Shaping Parameter Contribution Patterns for Out-of-Distribution Detection
This work aims to improve the robustness of OOD detection for deep learning models, which is a critical problem for deploying AI systems in real-world scenarios where unexpected inputs are common.
This paper addresses the problem of overconfident predictions in Out-of-Distribution (OOD) detection by revealing that deep models rely on sparse parameter contribution patterns. They propose Shaping Parameter Contribution Patterns (SPCP), a method that encourages dense, boundary-oriented contribution patterns during training by rectifying high parameter contributions, thereby reducing overconfidence in OOD inputs.

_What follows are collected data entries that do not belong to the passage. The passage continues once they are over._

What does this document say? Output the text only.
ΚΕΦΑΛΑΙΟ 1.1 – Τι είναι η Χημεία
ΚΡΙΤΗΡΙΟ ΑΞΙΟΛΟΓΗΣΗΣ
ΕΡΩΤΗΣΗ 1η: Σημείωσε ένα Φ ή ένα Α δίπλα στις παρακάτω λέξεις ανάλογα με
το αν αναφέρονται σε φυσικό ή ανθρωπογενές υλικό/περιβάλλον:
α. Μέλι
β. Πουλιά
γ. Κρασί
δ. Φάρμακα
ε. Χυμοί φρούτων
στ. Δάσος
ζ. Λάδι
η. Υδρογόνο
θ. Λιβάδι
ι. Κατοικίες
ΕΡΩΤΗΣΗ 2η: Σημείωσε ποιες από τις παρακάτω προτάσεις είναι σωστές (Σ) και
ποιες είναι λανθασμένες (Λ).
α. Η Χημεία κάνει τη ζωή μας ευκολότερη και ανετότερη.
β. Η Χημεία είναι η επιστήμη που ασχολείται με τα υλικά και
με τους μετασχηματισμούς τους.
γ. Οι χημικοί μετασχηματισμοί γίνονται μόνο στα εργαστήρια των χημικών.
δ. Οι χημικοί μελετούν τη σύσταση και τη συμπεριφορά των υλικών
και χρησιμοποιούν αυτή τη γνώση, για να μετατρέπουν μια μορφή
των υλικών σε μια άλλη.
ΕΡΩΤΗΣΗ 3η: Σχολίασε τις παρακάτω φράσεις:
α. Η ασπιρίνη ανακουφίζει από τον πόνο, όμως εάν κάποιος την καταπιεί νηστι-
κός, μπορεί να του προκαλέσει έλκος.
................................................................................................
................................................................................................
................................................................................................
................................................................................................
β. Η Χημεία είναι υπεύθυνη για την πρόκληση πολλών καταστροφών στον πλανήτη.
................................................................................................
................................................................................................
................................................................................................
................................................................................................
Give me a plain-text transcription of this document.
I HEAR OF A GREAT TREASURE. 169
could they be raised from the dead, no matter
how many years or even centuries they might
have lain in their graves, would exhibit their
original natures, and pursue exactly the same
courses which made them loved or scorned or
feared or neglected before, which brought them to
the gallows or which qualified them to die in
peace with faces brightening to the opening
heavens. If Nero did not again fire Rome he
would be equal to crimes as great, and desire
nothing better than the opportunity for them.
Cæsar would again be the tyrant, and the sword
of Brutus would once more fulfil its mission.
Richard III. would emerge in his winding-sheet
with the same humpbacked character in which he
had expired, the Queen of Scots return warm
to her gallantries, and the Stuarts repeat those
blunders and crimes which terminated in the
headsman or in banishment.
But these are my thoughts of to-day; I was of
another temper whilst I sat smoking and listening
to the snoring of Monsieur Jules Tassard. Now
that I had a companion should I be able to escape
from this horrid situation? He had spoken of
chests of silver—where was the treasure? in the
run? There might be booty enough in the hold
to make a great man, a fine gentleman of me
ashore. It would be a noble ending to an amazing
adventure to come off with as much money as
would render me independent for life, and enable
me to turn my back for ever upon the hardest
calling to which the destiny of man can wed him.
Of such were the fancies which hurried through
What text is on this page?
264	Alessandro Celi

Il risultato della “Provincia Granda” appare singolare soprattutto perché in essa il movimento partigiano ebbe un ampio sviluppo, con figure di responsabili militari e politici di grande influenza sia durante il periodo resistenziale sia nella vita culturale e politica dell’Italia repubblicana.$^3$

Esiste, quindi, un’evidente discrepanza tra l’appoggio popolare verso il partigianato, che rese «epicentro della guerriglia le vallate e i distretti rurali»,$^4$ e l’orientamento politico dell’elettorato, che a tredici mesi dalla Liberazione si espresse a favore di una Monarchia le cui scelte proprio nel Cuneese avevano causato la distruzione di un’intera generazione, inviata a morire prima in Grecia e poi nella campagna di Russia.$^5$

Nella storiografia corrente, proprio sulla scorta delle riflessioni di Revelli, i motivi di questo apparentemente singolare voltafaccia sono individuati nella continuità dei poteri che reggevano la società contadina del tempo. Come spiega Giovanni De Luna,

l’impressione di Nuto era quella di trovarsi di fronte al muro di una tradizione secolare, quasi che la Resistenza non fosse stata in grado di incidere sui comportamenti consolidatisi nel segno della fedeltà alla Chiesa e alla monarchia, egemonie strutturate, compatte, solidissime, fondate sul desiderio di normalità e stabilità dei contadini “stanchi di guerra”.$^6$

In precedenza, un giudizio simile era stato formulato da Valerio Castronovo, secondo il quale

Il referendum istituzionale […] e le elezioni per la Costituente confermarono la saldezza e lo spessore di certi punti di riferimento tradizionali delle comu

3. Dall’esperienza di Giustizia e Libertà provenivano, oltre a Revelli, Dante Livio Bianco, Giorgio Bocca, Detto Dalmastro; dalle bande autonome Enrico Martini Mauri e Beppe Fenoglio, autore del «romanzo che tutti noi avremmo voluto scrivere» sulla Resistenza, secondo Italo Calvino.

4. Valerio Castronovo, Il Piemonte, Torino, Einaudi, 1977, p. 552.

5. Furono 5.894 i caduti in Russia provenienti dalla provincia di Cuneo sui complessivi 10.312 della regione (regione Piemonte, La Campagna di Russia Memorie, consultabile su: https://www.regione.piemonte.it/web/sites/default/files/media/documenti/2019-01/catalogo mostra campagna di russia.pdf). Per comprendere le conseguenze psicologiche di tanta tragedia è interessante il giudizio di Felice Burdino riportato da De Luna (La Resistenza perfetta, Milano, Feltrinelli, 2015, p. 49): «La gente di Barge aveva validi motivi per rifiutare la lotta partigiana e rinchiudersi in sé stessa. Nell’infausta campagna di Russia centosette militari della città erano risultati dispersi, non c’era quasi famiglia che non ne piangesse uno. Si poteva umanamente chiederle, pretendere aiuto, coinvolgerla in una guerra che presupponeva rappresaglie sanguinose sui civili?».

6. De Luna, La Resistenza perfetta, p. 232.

Out-of-distribution (OOD) detection is a well-known challenge due to deep models often producing overconfident. In this paper, we reveal a key insight that trained classifiers tend to rely on sparse parameter contribution patterns, meaning that only a few dominant parameters drive predictions. This brittleness can be exploited by OOD inputs that anomalously trigger these parameters, resulting in overconfident predictions. To address this issue, we propose a simple yet effective method called Shaping Parameter Contribution Patterns (SPCP), which enhances OOD detection robustness by encouraging the classifier to learn boundary-oriented dense contribution patterns. Specifically, SPCP operates during training by rectifying excessively high parameter contributions based on a dynamically estimated threshold. This mechanism promotes the classifier to rely on a broader set of parameters for decision-making, thereby reducing the risk of overconfident predictions caused by anomalously triggered parameters, while preserving in-distribution (ID) performance. Extensive experiments under various OOD detection setups verify the effectiveness of SPCP.